Sugars Monosaccharides are simple sugars which are building blocks and universal energy substrates for soil microbes. Disachharides are present mostly in fungal cell wall materials.

Lignin It is second to cellulose in terms of biomass. It is the structural component of plant which imparts rigidity and resistance to compression, bending and pathogens. It protects cellulose and hemicellulose from enzymatic attack. It is a cementing agent, amorphous and highly branched with no defined structure.

It is a complex polymer of coumaryl, coniferyl subunits. It is an aromatic ring (phenyl) with a three-carbon side chain (phenyl propanoid). Lignin is the richest source of aromatic (carbon) compounds in nature.

Fats, waxes and hydrocarbons They are carbon compounds soluble in ether.
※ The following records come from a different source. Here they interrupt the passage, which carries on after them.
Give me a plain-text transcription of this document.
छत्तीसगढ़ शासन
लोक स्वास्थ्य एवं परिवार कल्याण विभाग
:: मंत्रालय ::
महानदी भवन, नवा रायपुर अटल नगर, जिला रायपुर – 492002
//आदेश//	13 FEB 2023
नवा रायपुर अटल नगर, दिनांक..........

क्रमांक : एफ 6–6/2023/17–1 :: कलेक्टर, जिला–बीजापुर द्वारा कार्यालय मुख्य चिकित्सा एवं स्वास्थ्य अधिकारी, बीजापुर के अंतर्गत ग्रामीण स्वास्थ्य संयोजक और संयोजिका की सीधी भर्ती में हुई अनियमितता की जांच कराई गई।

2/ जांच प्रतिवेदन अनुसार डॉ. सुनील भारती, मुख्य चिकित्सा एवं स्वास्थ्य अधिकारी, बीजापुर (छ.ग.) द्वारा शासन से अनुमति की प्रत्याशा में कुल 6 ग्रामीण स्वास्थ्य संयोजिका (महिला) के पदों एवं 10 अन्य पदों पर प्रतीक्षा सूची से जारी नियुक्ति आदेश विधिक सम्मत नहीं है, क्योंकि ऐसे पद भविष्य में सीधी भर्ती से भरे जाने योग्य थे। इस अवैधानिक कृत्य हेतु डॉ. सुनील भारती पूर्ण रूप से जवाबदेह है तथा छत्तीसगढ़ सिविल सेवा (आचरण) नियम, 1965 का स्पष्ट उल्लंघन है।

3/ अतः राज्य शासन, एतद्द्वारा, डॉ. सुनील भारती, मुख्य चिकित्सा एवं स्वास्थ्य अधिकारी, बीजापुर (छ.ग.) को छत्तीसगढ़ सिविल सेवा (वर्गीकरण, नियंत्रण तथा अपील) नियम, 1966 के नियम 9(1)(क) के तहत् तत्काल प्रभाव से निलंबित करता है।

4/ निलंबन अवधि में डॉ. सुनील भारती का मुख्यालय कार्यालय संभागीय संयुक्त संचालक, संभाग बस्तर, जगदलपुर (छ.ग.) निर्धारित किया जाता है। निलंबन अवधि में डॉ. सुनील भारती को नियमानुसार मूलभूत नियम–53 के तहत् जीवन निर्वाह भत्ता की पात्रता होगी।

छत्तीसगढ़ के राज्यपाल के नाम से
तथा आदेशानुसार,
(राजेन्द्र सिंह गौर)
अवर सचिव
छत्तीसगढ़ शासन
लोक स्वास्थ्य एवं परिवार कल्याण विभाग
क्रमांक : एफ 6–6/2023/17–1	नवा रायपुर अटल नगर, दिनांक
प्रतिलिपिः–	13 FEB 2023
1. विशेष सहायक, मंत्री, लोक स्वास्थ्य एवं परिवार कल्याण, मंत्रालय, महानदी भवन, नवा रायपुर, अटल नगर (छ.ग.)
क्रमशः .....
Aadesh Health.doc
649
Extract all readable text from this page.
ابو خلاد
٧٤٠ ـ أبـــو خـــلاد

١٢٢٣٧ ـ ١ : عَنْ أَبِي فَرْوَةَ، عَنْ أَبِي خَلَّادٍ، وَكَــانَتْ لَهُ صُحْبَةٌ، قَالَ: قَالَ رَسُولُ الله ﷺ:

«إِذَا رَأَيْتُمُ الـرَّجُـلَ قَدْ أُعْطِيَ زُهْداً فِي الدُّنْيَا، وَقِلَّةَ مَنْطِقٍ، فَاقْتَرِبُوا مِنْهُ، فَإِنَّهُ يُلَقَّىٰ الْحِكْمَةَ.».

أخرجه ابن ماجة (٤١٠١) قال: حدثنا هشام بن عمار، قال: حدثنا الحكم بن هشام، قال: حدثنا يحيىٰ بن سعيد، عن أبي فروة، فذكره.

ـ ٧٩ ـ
Fatty acids are components of cell membranes. They are either saturated or unsaturated (contain one or more double bonds between carbon atoms). Some of the problems associated with microbial utilisation of plant carbon include physical barriers by cell wall compounds, cutins, suberins, chitins etc. lignin which slows the rate of decomposition by microbes, and the microbicidal properties of some plants.

Water is required for hydrolysis and to increase surface area for enzymatic degradations. Plants contain a mixture of chemical components like cellulose, hemicellulose, pectin, lignin, waxes and their decomposition requires combined action of many microbes, none of which have all the enzymes required to completely decompose the whole plant material. Any environmental factor affecting the soil biota affects the decomposition also.

For example, decomposition of organic matter is rapid in tropical regions when compared to temperate since the temperature there is warmer and microbes have a high metabolic rate.

Substrate quality has an effect on decomposition which depends on C : N ratio, if C : N ratio is greater than 20-30 : 1, then immobilisation of nitrogen results and consequently decomposition of carbon slows down. For example, lignin content slows down the rate of decomposition because it has no nitrogen.